[Storage] Huge slowdown in Storage Stability and Transaction Size
The Storage service Record creation API in the latest version on Azure (post-AKS refactoring, deployed to client test environment but tested below in-house at SLB in dev) has two significant problems:
- Overall loading speed seems much slower than the original R2+ contributed version on GCP. Using identical Python loading code, the difference (larger sizes extrapolated) is about (per Thomas Dombrowsky):
Tentative timings on Azure OSDU EVQ and DELFI P4D
OSDU Azure (10,000 records) 7 min 40 sec (1M records) 12h 46min 40 sec
DELFI DM (10,000 records) 30 sec (1M records) 50 min
- The number of records that can be reliably included as the payload per call has gotten very small compared to the GCP version.

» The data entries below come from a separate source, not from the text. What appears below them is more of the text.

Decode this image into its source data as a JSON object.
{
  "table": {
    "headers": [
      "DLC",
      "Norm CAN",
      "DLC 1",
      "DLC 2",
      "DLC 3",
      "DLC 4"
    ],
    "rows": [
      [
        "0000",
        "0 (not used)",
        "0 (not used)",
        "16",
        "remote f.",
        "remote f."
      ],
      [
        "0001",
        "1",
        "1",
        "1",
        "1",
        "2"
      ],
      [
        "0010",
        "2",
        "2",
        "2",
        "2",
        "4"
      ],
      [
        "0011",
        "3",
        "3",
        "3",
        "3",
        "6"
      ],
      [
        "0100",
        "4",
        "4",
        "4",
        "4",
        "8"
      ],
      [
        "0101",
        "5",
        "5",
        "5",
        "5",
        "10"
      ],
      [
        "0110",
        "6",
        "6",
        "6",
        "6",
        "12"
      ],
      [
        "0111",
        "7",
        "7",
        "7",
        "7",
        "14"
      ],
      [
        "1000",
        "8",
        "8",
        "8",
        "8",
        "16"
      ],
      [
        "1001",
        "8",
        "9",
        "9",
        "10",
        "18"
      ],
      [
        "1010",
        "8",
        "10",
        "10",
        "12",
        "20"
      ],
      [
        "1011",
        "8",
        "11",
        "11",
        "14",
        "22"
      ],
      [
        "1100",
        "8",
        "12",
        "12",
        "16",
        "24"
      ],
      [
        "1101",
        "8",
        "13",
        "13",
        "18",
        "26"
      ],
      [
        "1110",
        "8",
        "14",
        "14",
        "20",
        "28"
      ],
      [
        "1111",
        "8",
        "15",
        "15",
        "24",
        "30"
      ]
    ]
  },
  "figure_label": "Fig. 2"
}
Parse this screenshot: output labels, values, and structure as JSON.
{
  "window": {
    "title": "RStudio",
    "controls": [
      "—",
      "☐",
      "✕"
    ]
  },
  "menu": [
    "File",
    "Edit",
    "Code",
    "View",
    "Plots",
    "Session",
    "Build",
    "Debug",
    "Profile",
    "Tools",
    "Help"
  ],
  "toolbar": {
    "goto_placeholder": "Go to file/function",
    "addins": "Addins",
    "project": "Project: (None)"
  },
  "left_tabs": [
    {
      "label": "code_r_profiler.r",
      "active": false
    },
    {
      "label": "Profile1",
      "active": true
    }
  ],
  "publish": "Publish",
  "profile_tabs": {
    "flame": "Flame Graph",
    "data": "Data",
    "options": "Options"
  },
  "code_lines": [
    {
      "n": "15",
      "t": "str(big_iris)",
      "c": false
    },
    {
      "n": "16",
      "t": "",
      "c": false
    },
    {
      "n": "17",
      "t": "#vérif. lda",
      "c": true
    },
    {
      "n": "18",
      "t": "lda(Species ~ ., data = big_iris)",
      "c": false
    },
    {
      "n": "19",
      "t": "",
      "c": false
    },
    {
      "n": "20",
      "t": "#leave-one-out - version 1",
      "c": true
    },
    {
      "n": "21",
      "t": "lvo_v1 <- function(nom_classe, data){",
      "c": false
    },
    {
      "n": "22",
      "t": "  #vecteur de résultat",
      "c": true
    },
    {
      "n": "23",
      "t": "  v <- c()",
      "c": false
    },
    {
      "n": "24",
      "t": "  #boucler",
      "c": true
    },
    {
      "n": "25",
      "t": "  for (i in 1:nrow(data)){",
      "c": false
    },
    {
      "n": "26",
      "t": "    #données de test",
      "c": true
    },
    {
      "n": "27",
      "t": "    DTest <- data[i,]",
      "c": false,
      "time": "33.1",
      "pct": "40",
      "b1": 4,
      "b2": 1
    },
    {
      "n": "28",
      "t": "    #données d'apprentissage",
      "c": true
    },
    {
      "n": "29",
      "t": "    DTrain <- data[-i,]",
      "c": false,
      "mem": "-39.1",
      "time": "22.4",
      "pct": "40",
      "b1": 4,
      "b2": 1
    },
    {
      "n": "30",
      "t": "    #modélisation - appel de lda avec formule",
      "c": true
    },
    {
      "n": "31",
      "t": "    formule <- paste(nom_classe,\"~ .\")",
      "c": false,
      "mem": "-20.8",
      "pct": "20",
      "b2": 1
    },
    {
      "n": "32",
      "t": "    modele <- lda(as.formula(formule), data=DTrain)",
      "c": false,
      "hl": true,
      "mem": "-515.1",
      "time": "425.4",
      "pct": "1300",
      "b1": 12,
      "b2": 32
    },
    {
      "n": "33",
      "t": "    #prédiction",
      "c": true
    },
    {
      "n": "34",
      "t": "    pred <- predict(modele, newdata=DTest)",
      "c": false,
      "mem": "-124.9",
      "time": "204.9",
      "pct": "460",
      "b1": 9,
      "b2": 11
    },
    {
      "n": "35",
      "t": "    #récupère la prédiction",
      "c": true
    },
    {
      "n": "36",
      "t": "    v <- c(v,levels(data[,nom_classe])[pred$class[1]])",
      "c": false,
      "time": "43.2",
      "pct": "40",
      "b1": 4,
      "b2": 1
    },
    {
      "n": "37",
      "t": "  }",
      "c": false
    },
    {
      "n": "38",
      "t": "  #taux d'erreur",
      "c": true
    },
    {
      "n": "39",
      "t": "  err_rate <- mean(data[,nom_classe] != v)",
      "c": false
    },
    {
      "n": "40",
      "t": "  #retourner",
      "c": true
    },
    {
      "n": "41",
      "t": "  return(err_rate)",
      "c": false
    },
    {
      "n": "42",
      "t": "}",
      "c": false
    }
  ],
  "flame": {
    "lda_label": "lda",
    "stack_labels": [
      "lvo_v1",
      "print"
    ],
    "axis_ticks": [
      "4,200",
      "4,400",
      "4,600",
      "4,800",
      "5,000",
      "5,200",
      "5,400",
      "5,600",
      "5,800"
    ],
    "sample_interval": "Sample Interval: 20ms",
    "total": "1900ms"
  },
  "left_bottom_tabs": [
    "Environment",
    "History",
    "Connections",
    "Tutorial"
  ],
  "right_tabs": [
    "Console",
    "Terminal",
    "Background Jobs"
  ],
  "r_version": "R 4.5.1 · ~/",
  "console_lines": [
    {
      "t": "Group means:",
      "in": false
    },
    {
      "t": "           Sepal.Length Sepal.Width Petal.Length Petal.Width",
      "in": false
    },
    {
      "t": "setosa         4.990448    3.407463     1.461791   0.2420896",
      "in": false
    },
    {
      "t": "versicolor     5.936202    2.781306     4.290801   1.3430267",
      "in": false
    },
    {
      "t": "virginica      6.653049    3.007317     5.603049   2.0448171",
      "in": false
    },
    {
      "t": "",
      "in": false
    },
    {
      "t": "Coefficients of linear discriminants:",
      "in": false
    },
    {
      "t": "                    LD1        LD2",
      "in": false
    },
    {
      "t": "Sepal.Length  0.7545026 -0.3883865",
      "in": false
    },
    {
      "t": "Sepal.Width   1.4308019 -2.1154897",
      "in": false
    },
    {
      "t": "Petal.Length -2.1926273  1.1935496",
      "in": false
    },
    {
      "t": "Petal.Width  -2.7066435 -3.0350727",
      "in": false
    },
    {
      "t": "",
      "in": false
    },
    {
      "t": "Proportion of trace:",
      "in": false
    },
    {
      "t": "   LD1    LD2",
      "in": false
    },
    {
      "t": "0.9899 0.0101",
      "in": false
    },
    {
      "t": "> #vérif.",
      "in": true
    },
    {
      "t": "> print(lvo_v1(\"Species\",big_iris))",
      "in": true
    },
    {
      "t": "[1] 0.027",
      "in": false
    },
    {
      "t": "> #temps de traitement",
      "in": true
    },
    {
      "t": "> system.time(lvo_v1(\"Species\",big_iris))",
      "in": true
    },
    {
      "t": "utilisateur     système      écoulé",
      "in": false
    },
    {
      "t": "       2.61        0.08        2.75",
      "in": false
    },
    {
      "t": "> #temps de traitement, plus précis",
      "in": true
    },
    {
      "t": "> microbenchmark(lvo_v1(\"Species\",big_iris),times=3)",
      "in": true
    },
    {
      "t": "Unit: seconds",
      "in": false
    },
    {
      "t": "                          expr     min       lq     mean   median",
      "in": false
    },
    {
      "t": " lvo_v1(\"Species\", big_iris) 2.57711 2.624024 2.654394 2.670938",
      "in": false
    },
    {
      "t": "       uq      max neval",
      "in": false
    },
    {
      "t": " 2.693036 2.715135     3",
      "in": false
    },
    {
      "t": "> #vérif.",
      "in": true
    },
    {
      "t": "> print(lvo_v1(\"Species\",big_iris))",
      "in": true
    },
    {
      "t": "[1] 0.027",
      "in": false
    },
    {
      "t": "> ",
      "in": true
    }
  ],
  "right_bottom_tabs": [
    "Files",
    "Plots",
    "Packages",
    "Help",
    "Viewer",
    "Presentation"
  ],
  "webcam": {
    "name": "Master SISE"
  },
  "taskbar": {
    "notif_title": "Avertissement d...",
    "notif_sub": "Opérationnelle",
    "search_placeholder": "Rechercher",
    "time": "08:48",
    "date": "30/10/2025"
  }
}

Per Thomas D. again:
The real killer is that the Azure Storage API fails with large payload, so the number of records that can be ingested per API call are low. The failure is not because of a hard limit. With one record payloads, you get a random failure in 1% of calls (record is ingested just fine on the next attempt). With 20 record payloads, there are more failed requests than successful ones. With 100 records per payload, it takes dozens of attempts to get a single payload through.
By contrast, on DELFI GCP we do 100 record payloads and it succeeds every time.